The company also started to reduce fees charged on some mutual funds. While this type of investment vehicle is still popular, the major trend is toward ETF investing. In order to remain competitive, TROW has no other choices but to modify its fee structure. This could hurt its profitability.

Valuation

I was quite curious about TROW’s latest run on the market.
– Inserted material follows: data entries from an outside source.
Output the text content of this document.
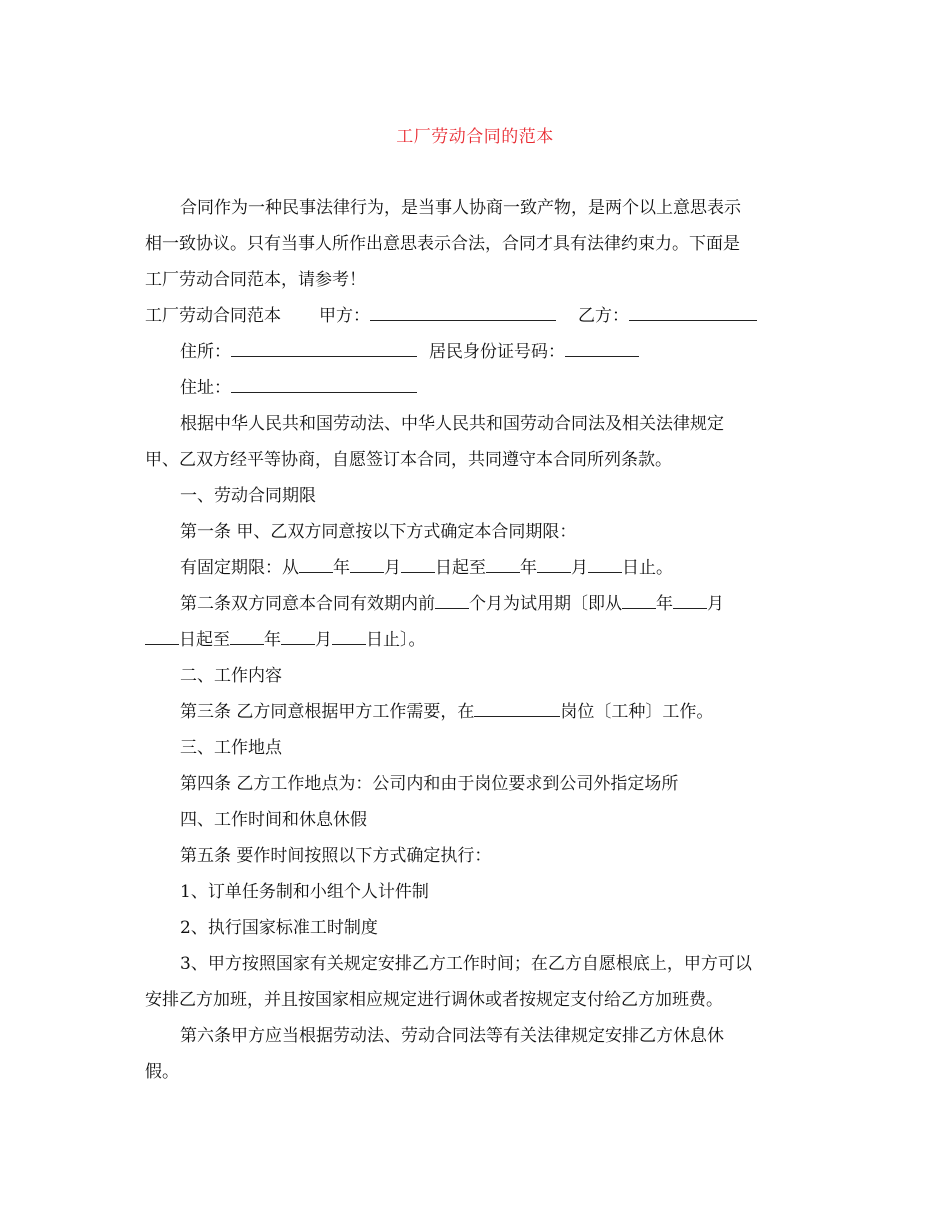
工厂劳动合同的范本
合同作为一种民事法律行为，是当事人协商一致产物，是两个以上意思表示
相一致协议。只有当事人所作出意思表示合法，合同才具有法律约束力。下面是
工厂劳动合同范本，请参考！
工厂劳动合同范本 甲方：	乙方：
住所：	居民身份证号码：
住址：
根据中华人民共和国劳动法、中华人民共和国劳动合同法及相关法律规定
甲、乙双方经平等协商，自愿签订本合同，共同遵守本合同所列条款。
一、劳动合同期限
第一条 甲、乙双方同意按以下方式确定本合同期限：
有固定期限：从 年 月 日起至 年 月 日止。
第二条双方同意本合同有效期内前 个月为试用期〔即从 年 月
日起至 年 月 日止〕。
二、工作内容
第三条 乙方同意根据甲方工作需要，在	岗位〔工种〕工作。
三、工作地点
第四条 乙方工作地点为：公司内和由于岗位要求到公司外指定场所
四、工作时间和休息休假
第五条 要作时间按照以下方式确定执行：
1、订单任务制和小组个人计件制
2、执行国家标准工时制度
3、甲方按照国家有关规定安排乙方工作时间；在乙方自愿根底上，甲方可以
安排乙方加班，并且按国家相应规定进行调休或者按规定支付给乙方加班费。
第六条甲方应当根据劳动法、劳动合同法等有关法律规定安排乙方休息休
假。
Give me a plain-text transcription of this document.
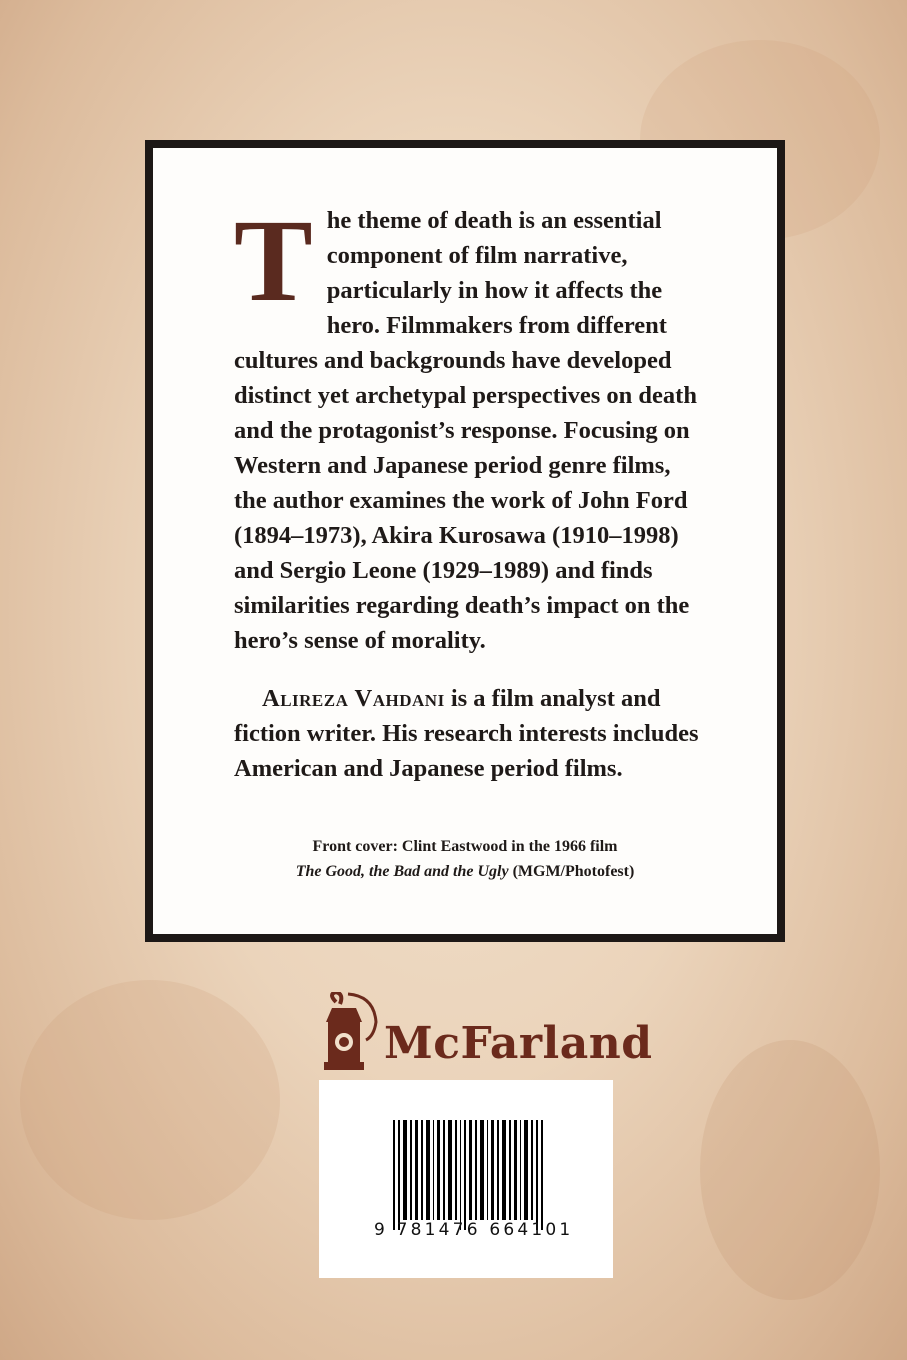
The theme of death is an essential component of film narrative, particularly in how it affects the hero. Filmmakers from different cultures and backgrounds have developed distinct yet archetypal perspectives on death and the protagonist’s response. Focusing on Western and Japanese period genre films, the author examines the work of John Ford (1894–1973), Akira Kurosawa (1910–1998) and Sergio Leone (1929–1989) and finds similarities regarding death’s impact on the hero’s sense of morality.

Alireza Vahdani is a film analyst and fiction writer. His research interests includes American and Japanese period films.

Front cover: Clint Eastwood in the 1966 film
The Good, the Bad and the Ugly (MGM/Photofest)
McFarland
9 781476 664101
When I looked at its PE history,  I noticed the market simply brought back its previous multiple:

Source: Ycharts

I guess the market shares the same fear as I do when I think of TROW. While the company is very strong right now, the bulk of its business model is not geared toward ETF investing. The mutual fund industry is slowly dying, this is not a secret for anybody. However, TROW has successfully found a way out of this issue with target-fund and strong performances.

In order to have a better idea, I’ve used a double-stage dividend discount model. I used a 8% dividend growth rate for the first 10 years and reduced it to 6% afterward.

Input Descriptions for 15-Cell Matrix INPUTS
Enter Recent Annual Dividend Payment: $2.28
Enter Expected Dividend Growth Rate Years 1-10: 8.00%
Enter Expected Terminal Dividend Growth Rate: 6.00%
Enter Discount Rate: 9.00%
Discount Rate (Horizontal)
Margin of Safety 8.00% 9.00% 10.00%
20% Premium $172.37 $114.18 $85.12
10% Premium $158.00 $104.66 $78.02
Intrinsic Value $143.64 $95.15 $70.93
10% Discount $129.28 $85.63 $63.84
20% Discount $114.91 $76.12 $56.74

Please read the Dividend Discount Model limitations to fully understand my calculations.

I’m now surprised to see TROW being overvalued right now. At the same time, I hardly see how I could give TROW a strong dividend growth rate. As for the discount rate, I never go under 9%. As I often say, there is a price to pay for quality.

Final Thought

While TROW shows some real strengths and good numbers, I’ll have to pass on this one. I don’t think TROW will continue to do that well in the upcoming years. Its business model is still heavily geared toward fees charged on mutual funds. The current bull market shows everybody under their best day. I think TROW’s star will pale upon the next market correction.

Disclaimer: I do not hold TROW in my DividendStocksRock portfolios.